The operation of the latch system can now be appreciated with reference to FIGS. 2 and 3. In the event of a gas explosion in the combustion chamber of the fireplace as might occur upon a failure of the fireplace ignition system, built-up pressure in the combustion chamber will act on the front panel 58 of the firebox enclosure and will cause the panel 58 to pivot away from the front wall 54 of the firebox against the opposing force of the compression spring 42 of the latch assembly 40. This opening of the panel 58 will serve to relieve the pressure within the combustion chamber thereby avoiding the need for any pressure-relief panels constructed in the combustion chamber itself. The pivoting action of the panel 58 can be provided even using a prior art type channel bracket 32 securing the panel 58 along its lower edge. The bracket 32, in such case, is designed to hold the panel 58 firmly to the firebox while having sufficient resilience to bend slightly should the panel 58 be forced open at its top. The panel 58 need only open a few inches at the top to relieve an explosion. Hence, the bending of the bracket 32 would only be very minor.

An important feature of the invention is the provision of the stop bracket 62 with the slots 68 of the bracket 62 guided by the pins 70. As the panel 58 opens at its top, the bracket 62 will move outwardly with the panel 58 until the heads of the pins 70 engage the flange 72 of the bracket 62. Such engagement will serve as a positive stop restricting the opening of the panel 58 to only a predetermined amount. Thus, the bracket 62 serves to stabilize the panel 58 during sudden opening as would occur upon a combustion chamber explosion. The bracket 62 also serves to avoid bottoming of the spring 42 of the latch assembly 40 and thereby jarring the panel 58. Thus the latch assembly provides a highly effective means for relieving a gas explosion without damaging the combustion chamber and requiring considerable labor to repair.

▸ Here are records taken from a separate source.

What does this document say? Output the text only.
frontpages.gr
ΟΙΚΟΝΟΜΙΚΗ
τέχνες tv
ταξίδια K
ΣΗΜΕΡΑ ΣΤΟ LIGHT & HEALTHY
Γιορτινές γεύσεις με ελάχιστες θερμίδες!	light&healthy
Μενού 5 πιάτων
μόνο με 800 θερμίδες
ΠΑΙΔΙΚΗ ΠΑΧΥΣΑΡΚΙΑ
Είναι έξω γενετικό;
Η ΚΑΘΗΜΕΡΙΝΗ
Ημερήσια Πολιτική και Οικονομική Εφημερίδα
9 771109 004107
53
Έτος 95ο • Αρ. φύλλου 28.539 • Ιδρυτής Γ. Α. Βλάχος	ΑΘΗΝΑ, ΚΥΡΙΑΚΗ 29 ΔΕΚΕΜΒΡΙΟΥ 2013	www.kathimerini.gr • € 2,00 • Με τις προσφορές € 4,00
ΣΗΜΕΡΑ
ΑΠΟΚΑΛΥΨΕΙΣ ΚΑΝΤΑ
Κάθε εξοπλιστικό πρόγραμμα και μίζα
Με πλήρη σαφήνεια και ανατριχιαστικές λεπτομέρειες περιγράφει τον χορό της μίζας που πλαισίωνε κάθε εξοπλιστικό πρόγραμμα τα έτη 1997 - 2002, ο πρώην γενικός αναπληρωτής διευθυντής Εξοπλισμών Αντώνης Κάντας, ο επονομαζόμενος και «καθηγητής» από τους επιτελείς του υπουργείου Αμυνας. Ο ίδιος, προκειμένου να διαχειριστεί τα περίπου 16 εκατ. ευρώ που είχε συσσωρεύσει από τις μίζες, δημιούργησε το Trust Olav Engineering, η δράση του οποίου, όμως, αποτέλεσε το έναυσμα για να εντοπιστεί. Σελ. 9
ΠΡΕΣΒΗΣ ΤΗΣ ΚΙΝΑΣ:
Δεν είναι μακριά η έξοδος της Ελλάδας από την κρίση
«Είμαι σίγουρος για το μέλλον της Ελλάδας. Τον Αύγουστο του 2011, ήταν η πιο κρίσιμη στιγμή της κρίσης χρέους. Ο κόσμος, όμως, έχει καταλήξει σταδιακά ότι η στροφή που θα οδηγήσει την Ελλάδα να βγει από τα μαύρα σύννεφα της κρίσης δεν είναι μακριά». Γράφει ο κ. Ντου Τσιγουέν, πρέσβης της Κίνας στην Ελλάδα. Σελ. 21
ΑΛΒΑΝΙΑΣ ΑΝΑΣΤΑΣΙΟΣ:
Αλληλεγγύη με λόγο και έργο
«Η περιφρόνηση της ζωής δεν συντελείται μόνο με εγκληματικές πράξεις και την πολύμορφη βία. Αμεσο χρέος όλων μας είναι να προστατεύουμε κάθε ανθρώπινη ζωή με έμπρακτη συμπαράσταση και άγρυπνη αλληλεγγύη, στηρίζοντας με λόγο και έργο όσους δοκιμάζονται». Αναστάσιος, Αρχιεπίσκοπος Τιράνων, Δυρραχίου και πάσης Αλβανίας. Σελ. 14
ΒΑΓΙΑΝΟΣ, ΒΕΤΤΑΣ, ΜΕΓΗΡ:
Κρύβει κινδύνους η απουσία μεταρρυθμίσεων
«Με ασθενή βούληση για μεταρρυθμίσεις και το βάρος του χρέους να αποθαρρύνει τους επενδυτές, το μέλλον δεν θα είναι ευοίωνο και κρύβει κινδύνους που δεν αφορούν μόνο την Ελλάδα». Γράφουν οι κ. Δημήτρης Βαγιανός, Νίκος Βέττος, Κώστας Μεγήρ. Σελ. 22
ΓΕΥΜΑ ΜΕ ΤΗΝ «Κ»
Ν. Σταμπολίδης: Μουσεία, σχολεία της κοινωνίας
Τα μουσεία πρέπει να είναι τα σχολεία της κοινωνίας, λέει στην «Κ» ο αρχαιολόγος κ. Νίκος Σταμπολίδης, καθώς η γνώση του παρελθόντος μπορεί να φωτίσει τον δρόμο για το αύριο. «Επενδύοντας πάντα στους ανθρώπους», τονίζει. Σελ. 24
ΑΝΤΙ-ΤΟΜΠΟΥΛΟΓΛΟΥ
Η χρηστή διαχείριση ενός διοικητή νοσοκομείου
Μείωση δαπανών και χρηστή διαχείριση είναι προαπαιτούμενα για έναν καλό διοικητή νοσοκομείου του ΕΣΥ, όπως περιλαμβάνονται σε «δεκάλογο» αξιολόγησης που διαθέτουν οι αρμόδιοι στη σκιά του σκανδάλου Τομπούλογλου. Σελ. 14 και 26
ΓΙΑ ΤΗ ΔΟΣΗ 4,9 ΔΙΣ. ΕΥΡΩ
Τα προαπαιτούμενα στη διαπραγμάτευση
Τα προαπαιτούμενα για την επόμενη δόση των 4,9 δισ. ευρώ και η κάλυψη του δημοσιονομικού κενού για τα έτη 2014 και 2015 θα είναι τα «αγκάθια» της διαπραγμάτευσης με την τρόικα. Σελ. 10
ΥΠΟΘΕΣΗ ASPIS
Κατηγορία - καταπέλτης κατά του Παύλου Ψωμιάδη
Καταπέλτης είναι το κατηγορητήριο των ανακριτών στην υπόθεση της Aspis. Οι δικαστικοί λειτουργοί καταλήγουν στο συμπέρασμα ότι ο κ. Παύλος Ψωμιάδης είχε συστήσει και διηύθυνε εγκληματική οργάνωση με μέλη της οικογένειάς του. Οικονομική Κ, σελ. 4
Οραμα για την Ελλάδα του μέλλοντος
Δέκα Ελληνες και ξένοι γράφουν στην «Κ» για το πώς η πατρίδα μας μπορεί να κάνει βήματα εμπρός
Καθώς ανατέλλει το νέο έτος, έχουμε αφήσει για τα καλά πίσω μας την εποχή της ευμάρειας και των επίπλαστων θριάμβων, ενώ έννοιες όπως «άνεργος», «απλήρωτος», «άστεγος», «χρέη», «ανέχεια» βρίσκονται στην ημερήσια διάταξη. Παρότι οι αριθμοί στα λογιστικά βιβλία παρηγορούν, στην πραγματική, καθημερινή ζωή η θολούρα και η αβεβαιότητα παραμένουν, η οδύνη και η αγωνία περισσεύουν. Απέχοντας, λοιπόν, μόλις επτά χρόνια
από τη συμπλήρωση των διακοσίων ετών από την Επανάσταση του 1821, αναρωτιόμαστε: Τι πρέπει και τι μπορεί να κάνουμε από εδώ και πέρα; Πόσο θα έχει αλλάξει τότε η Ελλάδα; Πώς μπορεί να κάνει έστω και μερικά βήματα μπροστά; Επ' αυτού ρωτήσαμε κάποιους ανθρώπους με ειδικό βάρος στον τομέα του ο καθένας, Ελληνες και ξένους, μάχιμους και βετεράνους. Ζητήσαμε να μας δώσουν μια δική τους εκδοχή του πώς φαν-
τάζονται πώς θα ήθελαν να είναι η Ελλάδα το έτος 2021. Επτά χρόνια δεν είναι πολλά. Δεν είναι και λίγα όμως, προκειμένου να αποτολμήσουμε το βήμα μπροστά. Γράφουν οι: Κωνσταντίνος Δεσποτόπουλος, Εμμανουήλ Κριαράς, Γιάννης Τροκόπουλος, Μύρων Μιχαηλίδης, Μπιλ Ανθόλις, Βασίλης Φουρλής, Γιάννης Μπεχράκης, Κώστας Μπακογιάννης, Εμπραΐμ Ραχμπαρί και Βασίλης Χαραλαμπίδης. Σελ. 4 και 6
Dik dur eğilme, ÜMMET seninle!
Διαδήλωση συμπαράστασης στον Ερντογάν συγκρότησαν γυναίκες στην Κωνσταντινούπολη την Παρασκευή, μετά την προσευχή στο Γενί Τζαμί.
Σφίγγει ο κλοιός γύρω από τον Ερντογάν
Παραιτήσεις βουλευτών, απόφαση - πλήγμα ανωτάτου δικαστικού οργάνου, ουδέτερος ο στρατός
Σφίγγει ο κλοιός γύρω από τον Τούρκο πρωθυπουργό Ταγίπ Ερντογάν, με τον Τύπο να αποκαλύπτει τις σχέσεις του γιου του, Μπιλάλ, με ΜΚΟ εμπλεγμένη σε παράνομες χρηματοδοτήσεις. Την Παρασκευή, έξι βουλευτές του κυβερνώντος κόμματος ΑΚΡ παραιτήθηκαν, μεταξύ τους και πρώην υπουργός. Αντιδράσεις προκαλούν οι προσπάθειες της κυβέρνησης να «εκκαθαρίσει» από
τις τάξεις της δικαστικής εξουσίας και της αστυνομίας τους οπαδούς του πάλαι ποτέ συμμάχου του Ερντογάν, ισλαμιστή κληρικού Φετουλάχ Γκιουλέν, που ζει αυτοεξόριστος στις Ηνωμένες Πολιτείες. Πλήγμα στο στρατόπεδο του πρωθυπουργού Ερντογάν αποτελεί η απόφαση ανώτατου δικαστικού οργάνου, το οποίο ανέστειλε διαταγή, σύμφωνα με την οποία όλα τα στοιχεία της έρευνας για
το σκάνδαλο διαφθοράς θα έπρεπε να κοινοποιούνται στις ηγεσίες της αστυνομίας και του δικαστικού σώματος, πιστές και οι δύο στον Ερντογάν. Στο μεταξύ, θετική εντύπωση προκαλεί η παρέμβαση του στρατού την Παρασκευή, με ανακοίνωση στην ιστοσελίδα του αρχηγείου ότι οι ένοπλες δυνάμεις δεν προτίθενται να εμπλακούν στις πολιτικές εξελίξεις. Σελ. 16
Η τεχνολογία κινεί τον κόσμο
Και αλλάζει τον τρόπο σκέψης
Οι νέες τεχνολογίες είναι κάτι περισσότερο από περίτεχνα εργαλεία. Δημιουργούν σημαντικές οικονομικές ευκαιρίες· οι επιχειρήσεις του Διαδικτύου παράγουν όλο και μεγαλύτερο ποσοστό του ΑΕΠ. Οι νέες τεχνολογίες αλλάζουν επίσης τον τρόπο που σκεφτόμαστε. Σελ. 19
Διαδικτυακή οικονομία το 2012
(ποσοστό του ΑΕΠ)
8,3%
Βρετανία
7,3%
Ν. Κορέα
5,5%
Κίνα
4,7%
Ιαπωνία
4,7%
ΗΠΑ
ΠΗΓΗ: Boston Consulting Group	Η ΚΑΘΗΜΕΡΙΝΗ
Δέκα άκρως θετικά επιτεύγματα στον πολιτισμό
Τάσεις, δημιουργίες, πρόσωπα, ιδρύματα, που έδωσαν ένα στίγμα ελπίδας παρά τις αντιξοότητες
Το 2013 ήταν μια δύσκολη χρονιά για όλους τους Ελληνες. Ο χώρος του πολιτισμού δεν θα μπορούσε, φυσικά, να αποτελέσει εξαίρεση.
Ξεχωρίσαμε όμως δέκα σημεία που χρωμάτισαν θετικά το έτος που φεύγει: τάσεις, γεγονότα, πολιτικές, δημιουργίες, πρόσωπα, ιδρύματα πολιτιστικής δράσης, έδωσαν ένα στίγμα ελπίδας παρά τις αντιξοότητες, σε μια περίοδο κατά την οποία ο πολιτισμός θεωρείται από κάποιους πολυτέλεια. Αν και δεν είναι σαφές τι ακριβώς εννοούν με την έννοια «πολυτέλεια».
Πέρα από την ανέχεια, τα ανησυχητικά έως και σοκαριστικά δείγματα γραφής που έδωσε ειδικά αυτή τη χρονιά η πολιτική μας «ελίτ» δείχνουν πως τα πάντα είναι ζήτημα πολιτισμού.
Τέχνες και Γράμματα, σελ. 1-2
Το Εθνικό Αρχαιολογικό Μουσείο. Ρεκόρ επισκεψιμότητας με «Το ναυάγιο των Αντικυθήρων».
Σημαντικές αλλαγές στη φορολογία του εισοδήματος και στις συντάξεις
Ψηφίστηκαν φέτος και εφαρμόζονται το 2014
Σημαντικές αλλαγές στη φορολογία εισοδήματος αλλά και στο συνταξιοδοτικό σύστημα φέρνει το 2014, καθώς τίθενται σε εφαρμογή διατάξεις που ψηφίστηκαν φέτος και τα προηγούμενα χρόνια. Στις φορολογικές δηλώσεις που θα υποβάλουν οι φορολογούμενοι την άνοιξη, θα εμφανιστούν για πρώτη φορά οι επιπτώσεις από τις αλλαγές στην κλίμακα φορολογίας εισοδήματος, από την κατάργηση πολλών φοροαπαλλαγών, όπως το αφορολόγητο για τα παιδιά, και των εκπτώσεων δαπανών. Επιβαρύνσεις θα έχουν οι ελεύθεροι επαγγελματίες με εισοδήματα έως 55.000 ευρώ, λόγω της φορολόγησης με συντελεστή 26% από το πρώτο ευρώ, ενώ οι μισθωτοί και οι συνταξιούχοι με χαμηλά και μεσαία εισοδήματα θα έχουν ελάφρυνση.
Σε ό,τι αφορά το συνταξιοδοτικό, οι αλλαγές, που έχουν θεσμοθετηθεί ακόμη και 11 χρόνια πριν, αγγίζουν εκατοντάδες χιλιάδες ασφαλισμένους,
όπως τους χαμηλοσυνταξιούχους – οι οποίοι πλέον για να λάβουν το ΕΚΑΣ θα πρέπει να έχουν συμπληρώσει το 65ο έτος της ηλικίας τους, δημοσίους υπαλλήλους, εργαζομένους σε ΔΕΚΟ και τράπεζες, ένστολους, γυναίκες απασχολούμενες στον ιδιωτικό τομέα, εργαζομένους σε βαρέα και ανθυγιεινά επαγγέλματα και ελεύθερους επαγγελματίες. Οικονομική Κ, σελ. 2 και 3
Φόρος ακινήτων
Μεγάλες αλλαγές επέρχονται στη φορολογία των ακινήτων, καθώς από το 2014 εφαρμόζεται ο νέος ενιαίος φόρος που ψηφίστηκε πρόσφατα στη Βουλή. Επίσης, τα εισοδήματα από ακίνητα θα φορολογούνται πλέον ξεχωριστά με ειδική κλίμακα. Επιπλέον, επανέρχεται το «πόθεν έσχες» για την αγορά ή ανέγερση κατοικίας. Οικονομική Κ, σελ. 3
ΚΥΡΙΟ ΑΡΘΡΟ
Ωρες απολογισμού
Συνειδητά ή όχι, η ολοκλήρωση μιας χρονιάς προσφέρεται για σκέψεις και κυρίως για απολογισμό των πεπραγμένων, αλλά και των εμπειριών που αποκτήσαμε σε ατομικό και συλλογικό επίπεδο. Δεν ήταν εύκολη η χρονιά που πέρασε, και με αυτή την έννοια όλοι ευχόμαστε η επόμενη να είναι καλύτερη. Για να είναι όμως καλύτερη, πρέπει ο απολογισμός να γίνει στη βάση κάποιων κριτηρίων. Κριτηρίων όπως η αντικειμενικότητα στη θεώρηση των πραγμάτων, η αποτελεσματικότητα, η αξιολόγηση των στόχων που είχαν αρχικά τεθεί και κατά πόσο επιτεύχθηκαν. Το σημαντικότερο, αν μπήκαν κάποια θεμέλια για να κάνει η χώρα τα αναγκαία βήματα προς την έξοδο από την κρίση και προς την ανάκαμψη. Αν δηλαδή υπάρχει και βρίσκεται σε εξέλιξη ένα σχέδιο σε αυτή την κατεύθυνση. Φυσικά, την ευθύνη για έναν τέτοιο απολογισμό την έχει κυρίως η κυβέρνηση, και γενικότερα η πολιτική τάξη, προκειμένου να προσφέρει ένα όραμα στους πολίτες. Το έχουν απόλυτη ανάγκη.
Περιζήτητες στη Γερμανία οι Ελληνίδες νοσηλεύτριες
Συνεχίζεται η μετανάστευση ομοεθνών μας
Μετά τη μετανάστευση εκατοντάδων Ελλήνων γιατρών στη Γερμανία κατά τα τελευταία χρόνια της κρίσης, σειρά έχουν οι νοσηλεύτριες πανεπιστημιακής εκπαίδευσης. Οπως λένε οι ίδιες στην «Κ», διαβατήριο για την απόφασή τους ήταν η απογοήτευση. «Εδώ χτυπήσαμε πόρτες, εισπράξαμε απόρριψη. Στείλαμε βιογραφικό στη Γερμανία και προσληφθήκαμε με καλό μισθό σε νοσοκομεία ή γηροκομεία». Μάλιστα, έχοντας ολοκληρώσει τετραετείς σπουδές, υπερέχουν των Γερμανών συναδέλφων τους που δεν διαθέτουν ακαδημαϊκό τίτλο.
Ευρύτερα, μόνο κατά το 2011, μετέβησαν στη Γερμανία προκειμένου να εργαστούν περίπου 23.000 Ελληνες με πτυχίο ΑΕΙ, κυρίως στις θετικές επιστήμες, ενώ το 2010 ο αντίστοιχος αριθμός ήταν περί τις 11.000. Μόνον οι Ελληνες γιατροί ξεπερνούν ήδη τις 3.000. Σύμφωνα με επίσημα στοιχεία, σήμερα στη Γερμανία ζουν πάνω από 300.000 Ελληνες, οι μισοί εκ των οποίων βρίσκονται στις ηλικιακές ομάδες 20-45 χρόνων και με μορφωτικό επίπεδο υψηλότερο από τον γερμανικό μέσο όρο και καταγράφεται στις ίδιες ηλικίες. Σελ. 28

In another aspect of the invention, it can be appreciated that the latch system provides a very convenient means for removal of the fireplace panel 58 in the event that access to the fireplace interior is needed. In such an event, the latch assembly 40 may simply be disengaged from the panel frame 56 with the hook member 44 turned out of the way. Then, the panel can be tilted forward and the stop bracket 62 can be pried upwardly such that the heads of the pins 70 clear the slots 68, allowing the flange 72 to pass over the pins 70. The panel 58 then is free to be lifted out of the lower channel bracket 32 and be completely removed from the fireplace. Such an operation can simply be performed manually, without the need for tools of any kind. Thus, the latch system provides for considerable savings in labor where a maintenance procedure needs to be performed on the fireplace. While one latch assembly 40 and associated stop bracket 62 has been illustrated herein, in practice it is preferred to use three latches 40 and brackets 62 in a conventional fireplace construction with the latches 40 suitably spaced along the top of the front panel. The use of multiple latches 40 and brackets 62 provides for proper distribution of the forces acting on the panel during a sudden explosion. Of course the spring force of the latches 40 is selected such that the latches readily function within the strength limitations of the glass panel 58 and, thereby shattering of the panel 58 will not occur as a result of excessive latch 40 force.

While the present invention has been described in connection with a preferred embodiment thereof, it will be apparent to those skilled in the art that many changes and modifications may be made without departing from the true spirit and scope of the present invention. Accordingly, it is intended by the appended claims to cover all such changes and modifications as come within the true spirit and scope of the invention.